James K. Leonard, Attorney
OSBA Board Certified Specialist in Estate Planning, Trust and Probate Law
Earlier this year, the Ohio Legacy Trust Act was enacted, which has significantly enhanced our clients’ opportunity to protect their assets during their own lifetimes. Even before the new law, clients have been able to protect the assets in their children’s inheritances.
What is the purpose of asset-protection planning? In short, it is planning intended to ensure that your assets will be enjoyed by you during your lifetime, rather than by a creditor – or enjoyed by your children (and/or grandchildren) during their lifetimes, rather than wasted by spendthrift behavior, divorce, or creditor attack.
To explore your asset-protection opportunities, let’s consider the case of Bob and Mary, who have two children. Bob and Mary’s assets include their residence, farm, bank accounts (checking, savings and CDs), investment accounts (stocks, bonds, and annuities), and IRAs. Current Ohio law protects their IRAs from creditors, as well as a $125,000 equity interest in their residence for each of them.
Bob and Mary can use the new Legacy Trust to protect some or all of their other assets, so long as certain steps are followed for current creditors. A Legacy Trust is irrevocable (Bob and Mary cannot directly amend it), and its Trustee must be an Ohio individual (other than Bob or Mary) or trust company. Bob and Mary cannot withdraw assets from the Trust, but they are entitled to receive income and principal distributed by the Trustee. Furthermore, they can have the right to veto any distributions (say, to their children) proposed by the Trustee.

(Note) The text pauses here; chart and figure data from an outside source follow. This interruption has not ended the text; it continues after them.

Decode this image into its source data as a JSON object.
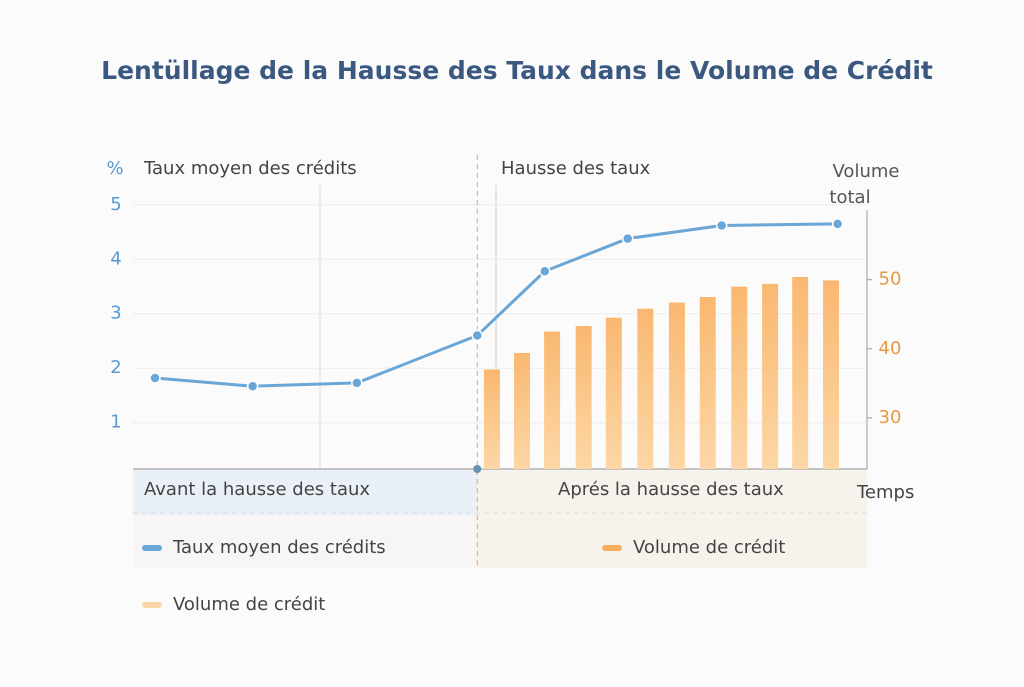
{
  "chart_data": {
    "type": "combo",
    "title": "Lentüllage de la Hausse des Taux dans le Volume de Crédit",
    "y_label": "%",
    "y2_label": "Volume total",
    "annotations": [
      "Taux moyen des crédits",
      "Hausse des taux"
    ],
    "regions": [
      "Avant la hausse des taux",
      "Aprés la hausse des taux"
    ],
    "x_label": "Temps",
    "xlim": [
      0,
      100
    ],
    "ylim": [
      0.15,
      5.4
    ],
    "yticks": [
      1,
      2,
      3,
      4,
      5
    ],
    "y2lim": [
      22.6,
      64
    ],
    "y2ticks": [
      30,
      40,
      50
    ],
    "event_x": 46.9,
    "series": [
      {
        "name": "Taux moyen des crédits",
        "type": "line",
        "color": "#6aa6d6",
        "x": [
          3,
          16.3,
          30.5,
          46.9,
          56.1,
          67.4,
          80.2,
          96
        ],
        "values": [
          1.82,
          1.67,
          1.73,
          2.6,
          3.78,
          4.38,
          4.62,
          4.65
        ]
      },
      {
        "name": "Volume de crédit",
        "type": "bar",
        "axis": "y2",
        "color": "#f6ad5c",
        "x": [
          48.9,
          53,
          57.1,
          61.4,
          65.5,
          69.8,
          74.1,
          78.3,
          82.6,
          86.8,
          90.9,
          95.1
        ],
        "values": [
          37.0,
          39.4,
          42.5,
          43.3,
          44.5,
          45.8,
          46.7,
          47.5,
          49.0,
          49.4,
          50.4,
          49.9
        ]
      }
    ],
    "extra_legend": {
      "name": "Volume de crédit",
      "color": "#fbd6a6"
    }
  }
}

If all formalities are followed in the implementation and administration of the Legacy Trust, its assets cannot be reached by Bob’s and Mary’s creditors.
A downside to a Legacy Trust is that Bob and Mary will no longer have “hands-on control” of the trust assets. Rather, the control is in the hands of the Trustee. Bob and Mary are beneficiaries of the Legacy Trust, but they are not directly in charge.
Even apart from the use of a Legacy Trust, which protects assets during both lifetimes, Bob and Mary can use a revocable Living Trust to protect the assets of the first spouse to die. Let’s say Bob is the first to die. The assets in his Living Trust will be protected from Mary’s creditors, and there can be additional provisions to protect against unwanted financial outcomes if Mary re-marries. Without the Trust, there would be no creditor or re-marriage protection for Bob’s assets, other than for his IRA.
What about asset protection for the children (and/or grandchildren)? Even before the Ohio Legacy Trust Act, there have been a wide range of protection levels for children’s inheritances:
Protection Level 1. The child receives their inheritance outright, free of any trust. There is no protection for these assets other than what state law provides, such as Ohio’s protection of IRAs.
Protection Level 2. The child’s inheritance is held in trust for the sole benefit of the child. This significantly protects the assets from divorce, and unless the trust gives the child the power to withdraw assets, it protects the trust assets from creditors. The child can be the Trustee and can make distributions to him/herself for the child’s health, education, maintenance, and support. An Independent Trustee, named by the child, can make distributions for any purpose and in any amount. This means that the trust can be terminated in favor of the child at any time. The child can designate who receives the trust assets at the child’s death. (Alternatively, the child can be given only a “life estate” in the trust assets; the child receives trust income but no principal and cannot designate who receives the assets at the child’s death.)
Protection Level 3. This is like Level 2, except that the child can serve as Trustee only in the management and investment of trust assets. All distributions to the child and other trust details are handled by an Independent Trustee named by the child. Under Ohio law this kind of trust is known as a “wholly discretionary trust.” Besides offering the highest level of asset protection, this trust’s assets are not counted as a “resource” on an application for needs-based government benefits, such as Medicaid.
Asset-protection planning and Medicaid planning sometimes go hand in hand. For example, some of our clients have gifted their farm into an irrevocable trust, retaining the right to operate the farm and receive its income. This technique makes the farm free of the client’s creditors and, after a five-year wait, a Medicaid-exempt asset.
Asset protection and government benefits are both changing areas of law. Therefore, it is difficult to know what laws will be in effect in the future and what provisions will be needed to conform to those laws. To address this reality, trust documents prepared by Wright & Moore increasingly contain provisions (such as the appointment of a Trust Protector) to allow flexibility and revision of key terms after a trust is irrevocable.